現在、ミナとルウが俺を挟むように座っているわけですが、空気が悪いです。
絶賛ギスギスしています。
楽しくないです。
両手に花ですが、トゲがすごいです。
二人とも顔は真っ赤で目がすわっていて、すごくいい感じに絡み酒です。
言葉の殴り合いは、とどまるところを知りません。
「わたしのほうが先にムイチくんと会ったんですぅ」
ぅのところを強調しながらミナを睨みつけるルウ。
「師匠」
ミナが俺の手を取ってルウに言い返す。
「わたしはムイチくんと同じ村人よ。

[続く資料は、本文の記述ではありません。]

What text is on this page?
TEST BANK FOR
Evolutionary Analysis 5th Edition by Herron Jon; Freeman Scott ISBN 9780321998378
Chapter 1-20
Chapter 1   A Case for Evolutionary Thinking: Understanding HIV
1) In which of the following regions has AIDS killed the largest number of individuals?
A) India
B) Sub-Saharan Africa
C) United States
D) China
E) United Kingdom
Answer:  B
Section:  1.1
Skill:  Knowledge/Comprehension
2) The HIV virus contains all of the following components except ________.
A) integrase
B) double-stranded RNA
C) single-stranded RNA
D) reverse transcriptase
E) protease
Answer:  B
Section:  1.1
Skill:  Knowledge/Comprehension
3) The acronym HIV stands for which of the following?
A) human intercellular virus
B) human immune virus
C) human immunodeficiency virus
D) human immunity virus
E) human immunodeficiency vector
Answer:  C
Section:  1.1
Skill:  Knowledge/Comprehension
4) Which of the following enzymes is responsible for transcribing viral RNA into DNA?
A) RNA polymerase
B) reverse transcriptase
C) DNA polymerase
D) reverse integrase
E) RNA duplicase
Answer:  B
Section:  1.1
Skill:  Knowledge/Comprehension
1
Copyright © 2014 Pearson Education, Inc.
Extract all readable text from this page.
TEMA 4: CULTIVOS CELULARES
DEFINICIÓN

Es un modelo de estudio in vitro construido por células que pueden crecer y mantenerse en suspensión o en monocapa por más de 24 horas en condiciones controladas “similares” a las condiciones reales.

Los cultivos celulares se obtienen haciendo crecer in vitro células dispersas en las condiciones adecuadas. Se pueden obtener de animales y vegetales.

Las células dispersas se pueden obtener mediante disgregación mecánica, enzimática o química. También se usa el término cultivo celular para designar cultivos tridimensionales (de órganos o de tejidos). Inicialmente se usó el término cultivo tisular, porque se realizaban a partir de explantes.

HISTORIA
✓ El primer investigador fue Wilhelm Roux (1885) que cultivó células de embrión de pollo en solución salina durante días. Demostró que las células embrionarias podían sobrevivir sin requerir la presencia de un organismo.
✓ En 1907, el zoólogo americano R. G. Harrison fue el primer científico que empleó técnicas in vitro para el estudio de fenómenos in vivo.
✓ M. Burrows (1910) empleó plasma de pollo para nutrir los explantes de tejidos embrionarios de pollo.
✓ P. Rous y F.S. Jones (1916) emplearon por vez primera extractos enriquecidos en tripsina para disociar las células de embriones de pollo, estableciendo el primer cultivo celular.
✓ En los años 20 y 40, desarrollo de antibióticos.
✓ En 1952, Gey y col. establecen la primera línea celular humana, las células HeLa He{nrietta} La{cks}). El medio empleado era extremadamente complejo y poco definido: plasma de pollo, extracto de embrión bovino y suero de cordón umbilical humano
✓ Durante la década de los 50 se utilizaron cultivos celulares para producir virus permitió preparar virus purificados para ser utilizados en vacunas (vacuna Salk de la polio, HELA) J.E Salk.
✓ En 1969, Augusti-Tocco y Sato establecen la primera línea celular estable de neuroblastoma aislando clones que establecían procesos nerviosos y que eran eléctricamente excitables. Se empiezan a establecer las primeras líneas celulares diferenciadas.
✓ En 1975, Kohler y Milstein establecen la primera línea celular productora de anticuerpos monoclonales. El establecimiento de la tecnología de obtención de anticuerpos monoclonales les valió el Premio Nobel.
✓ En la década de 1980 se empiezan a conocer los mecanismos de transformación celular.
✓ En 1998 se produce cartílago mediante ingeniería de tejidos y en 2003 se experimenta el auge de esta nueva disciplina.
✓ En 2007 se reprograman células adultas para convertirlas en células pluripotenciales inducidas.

あなたは村にずっといるつもり?」
「あい」
「姫様なんでしょ? 早く国に帰りなさいよ」
しかし、アレだ。
ルウって酔うときついな。
てか、間に俺がいる意味なくない?
「しかし、二人とも初対面なのに仲いいね」
「ハァ?」
軽く煽ったら二人ににらまれた。
結局、キクムさんとミナの家臣団が来て二人を連れて帰った。
俺も家に帰り、町で買ってきた石鹸で洗濯をした。
魔法でお湯を沸かしてみたが、思ったより簡単にできた。
叡智の祝福のおかげで、頭がよくなっている気がする。
しかし、今日はたくさん怒られたし、たくさん笑ったな。
明日からまた忙しくなるだろうし、村のこと、ミナの稽古、そして俺もしっかりしなきゃな。
そんなことを考えながら幸せに眠りについた。